Question

In each of Exercises 11.122-11.127, we have given the numbers of successes and the sample sizes for simple random samples for independent random samples from two populations. In each case,

a. use the rwo-proportions plus-four $z$-interval procedure to find the required confidence interval for the difference between the two population proportions.

b. compare your result with the corresponding confidence interval found in parts (d) of Exercises 11.100-11.105, if finding such a confidence interval was appropriate.

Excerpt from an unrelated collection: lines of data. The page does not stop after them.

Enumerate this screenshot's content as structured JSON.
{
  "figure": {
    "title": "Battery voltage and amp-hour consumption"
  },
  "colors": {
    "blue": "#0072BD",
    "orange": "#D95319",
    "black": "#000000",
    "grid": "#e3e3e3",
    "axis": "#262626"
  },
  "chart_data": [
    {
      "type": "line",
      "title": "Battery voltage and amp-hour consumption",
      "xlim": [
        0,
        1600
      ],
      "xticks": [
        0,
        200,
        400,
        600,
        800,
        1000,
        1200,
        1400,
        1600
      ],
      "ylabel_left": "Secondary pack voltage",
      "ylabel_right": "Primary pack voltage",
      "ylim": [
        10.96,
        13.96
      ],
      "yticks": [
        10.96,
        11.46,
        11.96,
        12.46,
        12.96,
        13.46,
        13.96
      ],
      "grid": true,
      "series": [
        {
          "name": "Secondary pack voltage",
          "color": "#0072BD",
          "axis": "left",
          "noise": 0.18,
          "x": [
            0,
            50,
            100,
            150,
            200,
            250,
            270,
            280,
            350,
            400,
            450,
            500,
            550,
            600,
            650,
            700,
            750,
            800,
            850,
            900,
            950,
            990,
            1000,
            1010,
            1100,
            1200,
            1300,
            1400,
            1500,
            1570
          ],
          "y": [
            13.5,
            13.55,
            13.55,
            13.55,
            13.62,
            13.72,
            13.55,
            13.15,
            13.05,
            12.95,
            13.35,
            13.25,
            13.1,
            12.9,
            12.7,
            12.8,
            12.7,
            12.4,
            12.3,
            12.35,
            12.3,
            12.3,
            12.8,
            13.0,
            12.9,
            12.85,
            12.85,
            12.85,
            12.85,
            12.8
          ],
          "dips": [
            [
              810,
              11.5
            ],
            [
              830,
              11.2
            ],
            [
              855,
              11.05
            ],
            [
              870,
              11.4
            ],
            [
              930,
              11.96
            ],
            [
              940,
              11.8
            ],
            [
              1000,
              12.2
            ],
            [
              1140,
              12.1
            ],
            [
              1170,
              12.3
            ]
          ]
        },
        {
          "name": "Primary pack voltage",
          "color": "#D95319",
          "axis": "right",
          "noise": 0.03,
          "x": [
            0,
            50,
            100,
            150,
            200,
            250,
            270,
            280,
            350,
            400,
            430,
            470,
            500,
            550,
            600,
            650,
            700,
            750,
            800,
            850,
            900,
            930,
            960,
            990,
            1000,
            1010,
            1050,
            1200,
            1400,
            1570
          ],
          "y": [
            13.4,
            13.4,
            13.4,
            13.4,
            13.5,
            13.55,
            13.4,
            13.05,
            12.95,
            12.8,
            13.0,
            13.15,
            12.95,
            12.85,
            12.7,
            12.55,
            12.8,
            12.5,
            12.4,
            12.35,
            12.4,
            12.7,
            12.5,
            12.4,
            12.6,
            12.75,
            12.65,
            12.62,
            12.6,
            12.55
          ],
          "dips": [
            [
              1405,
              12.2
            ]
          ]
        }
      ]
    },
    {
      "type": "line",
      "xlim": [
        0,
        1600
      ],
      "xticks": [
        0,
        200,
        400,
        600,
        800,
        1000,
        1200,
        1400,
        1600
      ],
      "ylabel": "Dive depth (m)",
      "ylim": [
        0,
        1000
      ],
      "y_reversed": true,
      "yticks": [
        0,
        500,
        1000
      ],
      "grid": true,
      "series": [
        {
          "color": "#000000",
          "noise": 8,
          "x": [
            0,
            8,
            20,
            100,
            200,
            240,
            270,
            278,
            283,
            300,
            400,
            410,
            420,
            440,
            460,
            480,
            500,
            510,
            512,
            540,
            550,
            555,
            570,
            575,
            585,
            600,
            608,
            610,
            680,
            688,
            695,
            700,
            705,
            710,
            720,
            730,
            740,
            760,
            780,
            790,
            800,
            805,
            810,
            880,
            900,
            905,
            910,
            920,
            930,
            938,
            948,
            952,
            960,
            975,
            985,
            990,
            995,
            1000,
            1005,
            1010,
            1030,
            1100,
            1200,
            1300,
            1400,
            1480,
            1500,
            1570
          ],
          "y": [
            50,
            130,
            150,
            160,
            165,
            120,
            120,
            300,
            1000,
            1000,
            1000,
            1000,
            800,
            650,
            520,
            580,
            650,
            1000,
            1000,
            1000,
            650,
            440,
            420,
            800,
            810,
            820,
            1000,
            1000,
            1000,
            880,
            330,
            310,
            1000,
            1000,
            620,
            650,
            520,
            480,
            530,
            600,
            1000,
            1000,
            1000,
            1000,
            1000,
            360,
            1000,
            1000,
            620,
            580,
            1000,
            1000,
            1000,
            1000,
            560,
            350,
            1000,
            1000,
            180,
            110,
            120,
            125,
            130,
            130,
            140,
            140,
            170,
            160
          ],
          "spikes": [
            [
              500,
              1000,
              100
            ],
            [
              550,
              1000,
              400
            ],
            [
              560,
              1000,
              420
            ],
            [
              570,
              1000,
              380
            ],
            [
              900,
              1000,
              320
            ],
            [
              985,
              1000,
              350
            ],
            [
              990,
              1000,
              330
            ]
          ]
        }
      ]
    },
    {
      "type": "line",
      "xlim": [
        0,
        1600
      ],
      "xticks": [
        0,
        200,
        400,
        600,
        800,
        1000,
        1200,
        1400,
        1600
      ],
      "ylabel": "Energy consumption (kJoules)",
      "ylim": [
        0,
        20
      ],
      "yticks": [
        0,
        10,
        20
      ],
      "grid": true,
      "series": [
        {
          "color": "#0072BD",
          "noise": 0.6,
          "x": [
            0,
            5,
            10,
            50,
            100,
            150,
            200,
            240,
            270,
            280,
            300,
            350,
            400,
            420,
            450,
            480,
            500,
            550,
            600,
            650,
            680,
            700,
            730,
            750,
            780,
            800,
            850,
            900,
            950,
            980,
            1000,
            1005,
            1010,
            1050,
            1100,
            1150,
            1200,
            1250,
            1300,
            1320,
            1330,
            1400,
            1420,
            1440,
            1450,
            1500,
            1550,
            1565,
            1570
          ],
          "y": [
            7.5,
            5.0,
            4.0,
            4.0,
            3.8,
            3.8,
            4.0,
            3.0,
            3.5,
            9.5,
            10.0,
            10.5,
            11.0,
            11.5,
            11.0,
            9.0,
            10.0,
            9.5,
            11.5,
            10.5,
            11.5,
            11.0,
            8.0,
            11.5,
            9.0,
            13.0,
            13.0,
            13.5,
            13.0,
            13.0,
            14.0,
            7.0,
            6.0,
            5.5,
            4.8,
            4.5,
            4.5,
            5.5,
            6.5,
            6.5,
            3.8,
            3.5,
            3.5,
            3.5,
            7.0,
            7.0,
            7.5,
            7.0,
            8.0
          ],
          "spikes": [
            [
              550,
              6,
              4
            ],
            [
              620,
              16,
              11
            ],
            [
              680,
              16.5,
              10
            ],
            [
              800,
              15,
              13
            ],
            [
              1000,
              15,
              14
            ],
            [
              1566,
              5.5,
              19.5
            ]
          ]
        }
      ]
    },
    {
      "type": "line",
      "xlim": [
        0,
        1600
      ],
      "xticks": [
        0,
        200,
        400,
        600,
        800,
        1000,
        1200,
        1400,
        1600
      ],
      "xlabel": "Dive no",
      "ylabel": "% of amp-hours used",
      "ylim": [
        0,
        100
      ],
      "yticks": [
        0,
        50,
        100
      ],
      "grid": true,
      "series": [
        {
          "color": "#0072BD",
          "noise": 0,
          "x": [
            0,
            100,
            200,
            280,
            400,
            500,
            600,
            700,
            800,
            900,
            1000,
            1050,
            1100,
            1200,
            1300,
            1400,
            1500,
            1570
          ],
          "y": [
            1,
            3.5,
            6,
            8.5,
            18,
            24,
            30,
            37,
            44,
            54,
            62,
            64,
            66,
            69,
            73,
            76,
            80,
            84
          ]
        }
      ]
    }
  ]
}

$x_1=14,n_1=20,x_2=8,n_2=20;90\mathrm{\%}$confidence interval

Short answer

1. For the difference between the two-population proportion, the appropriate confidence interval is $0.032$ to$0.508$
2. The results are in line with the stated exercise outcomes, with a $90\%$confidence level.

Step-by-step solution

Part (a) Step 1: Given Information

Given in the question that, $x_1=14,n_1=20,x_2=8,n_2=20;90\mathrm{\%}$confidence interval.

We have to determine the needed confidence interval for the difference in the proportions of the two populations.

Part (a) Step 2: Explanation

Let's compute the value of ${\tilde{p}}_1$as follow:

$$\begin{gathered} {\tilde{p}}_1=\frac{x_1+1}{n_1+2} \\ =\frac{14+1}{20+2} \\ =0.68 \end{gathered}$$

Then determine the value of ${\tilde{p}}_2$:

$$\begin{gathered} {\tilde{p}}_2=\frac{x_2+1}{n_2+2} \\ =\frac{8+1}{20+2} \\ =0.41 \end{gathered}$$

Part (a) Step 3: Calculate the value of confidence interval

Let's find the value of $\alpha$first :

$$\begin{gathered} 90=100(1-\alpha ) \\ \alpha =0.1 \end{gathered}$$

We observed that the values of $z$at $\alpha /2$ from the table of $z$score is $1.645$

For the difference between the two-population proportion, the needed confidence interval is determined

$\left({\tilde{p}}_1-{\tilde{p}}_2\right)\pm z_{\alpha /2}\cdot \sqrt{\frac{{\tilde{p}}_1\left(1-{\tilde{p}}_1\right)}{n_1+2}+\frac{{\tilde{p}}_2\left(1-{\tilde{p}}_2\right)}{n_2+2}}=(0.68-0.41)\pm 1.645\times \sqrt{\frac{0.68(1-0.68)}{20+2}+\frac{0.41(1-0.41)}{20+2}}$

$$\begin{gathered} =0.27\pm 0.238 \\ =0.032\text{to}0.508 \end{gathered}$$

Part (b) Step 1: Given Information

To determine the needed confidence interval for the difference in the proportions of the two populations.

Part (b) Step 2: Explanation

Using the two-proportions plus-four $z$-interval approach, the needed confidence interval for the difference between the two-population proportion is $0.032$to $0.508$.